APTIK Soroti Fenomena Bunuh Diri Remaja: Ada Kerapuhan Mental di Lingkungan Kampus
Ketua Asosiasi Perguruan Tinggi Katolik (APTIK) Prof Dr BS Kusbiantoro (tengah) dalam konferensi pers Kongres APTIK di Unika Atma Jaya, Jakarta. 
14:19
23 Maret 2024

APTIK Soroti Fenomena Bunuh Diri Remaja: Ada Kerapuhan Mental di Lingkungan Kampus

- Ketua Asosiasi Perguruan Tinggi Katolik (APTIK) Prof Dr BS Kusbiantoro mengaku prihatin atas fenomena depresi hingga bunuh diri pada kalangan remaja di era digital.

Di satu sisi, Kusbiantoro menyadari bahwa angka persoalan kesehatan mental belum terdata secara akurat.

Pendampingan, menurut Kusbiantoro, harus dilakukan untuk mencegah terjadinya aksi bunuh diri pada remaja.

"Kami merasa perlu kerja sama agar mahasiswa tidak merasa terisolasi dan bagaimana lembaga konseling dapat secara tepat mengenali gejala yang ada dan secara tepat juga bisa mengatasinya,” kata Kusbiantoro melalui keterangan tertulis, Sabtu (23/3/2024).

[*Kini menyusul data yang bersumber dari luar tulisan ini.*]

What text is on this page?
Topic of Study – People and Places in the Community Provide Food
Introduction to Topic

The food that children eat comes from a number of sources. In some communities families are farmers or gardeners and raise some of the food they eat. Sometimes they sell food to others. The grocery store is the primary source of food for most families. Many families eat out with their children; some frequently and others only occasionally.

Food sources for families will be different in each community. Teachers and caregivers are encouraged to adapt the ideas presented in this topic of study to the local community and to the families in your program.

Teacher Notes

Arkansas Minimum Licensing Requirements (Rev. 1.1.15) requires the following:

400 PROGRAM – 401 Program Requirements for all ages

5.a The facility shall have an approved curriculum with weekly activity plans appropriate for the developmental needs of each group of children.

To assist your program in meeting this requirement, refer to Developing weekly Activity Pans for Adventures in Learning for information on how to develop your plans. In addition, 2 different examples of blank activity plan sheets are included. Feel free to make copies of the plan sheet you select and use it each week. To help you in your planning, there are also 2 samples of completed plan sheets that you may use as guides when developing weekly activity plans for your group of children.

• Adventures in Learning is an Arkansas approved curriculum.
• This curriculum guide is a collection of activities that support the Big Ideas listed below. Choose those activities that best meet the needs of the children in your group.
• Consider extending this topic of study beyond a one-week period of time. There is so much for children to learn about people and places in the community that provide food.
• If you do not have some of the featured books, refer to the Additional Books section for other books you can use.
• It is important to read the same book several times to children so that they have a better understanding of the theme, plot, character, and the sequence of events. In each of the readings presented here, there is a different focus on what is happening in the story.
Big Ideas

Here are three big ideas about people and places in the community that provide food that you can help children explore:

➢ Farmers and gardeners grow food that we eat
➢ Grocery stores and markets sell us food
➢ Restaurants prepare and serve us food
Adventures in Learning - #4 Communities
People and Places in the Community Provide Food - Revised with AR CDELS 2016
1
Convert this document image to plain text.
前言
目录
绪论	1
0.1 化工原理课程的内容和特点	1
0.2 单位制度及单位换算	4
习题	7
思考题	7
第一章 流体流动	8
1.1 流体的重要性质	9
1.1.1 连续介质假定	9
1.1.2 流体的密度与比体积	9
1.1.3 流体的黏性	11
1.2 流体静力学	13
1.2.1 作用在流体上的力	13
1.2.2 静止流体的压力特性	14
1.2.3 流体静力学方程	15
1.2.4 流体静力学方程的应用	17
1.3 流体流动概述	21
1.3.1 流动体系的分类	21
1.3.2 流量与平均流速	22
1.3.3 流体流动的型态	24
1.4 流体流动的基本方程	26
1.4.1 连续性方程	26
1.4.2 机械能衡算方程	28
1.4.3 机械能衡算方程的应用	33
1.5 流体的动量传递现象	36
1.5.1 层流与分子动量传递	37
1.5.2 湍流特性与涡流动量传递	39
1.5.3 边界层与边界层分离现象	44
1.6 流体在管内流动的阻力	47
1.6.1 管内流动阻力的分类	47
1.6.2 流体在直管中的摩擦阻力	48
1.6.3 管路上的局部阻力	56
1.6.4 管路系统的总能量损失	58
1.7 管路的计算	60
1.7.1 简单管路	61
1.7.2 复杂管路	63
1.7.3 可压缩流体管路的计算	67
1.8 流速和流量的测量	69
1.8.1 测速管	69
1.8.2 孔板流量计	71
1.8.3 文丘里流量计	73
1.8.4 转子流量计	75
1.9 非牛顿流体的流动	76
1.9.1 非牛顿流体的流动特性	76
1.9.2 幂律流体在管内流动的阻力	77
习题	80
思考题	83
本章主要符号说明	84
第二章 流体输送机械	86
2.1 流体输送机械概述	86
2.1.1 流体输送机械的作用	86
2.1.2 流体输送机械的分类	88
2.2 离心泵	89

Menurutnya, saat ini muncul paradigma baru, yakni Brittle, Anxiety, Non-Linear, dan Illusion of predictability (BANI) yang menggeser konsep Volatility, Uncertainty, Complexity, dan Ambiguity (VUCA) sebagai era desruptif terbaru.

Paradigma BANI, kata Kusbiantoro, muncul sejak 2020 sebagai akibat pengaruh globalisasi yang menciptakan kompleksitas dan ketidakpastian meluas di dunia.

Konsep dari Brittle dari BANI memunculkan the illusion of strength, yaitu pandangan bahwa lembaga yang kita anggap kuat ternyata rapuh.

Sedangkan Anxiety, memunculkan the illusion of control, apa yang diharapkan sangat berbeda dengan kenyataan yang dihadapi.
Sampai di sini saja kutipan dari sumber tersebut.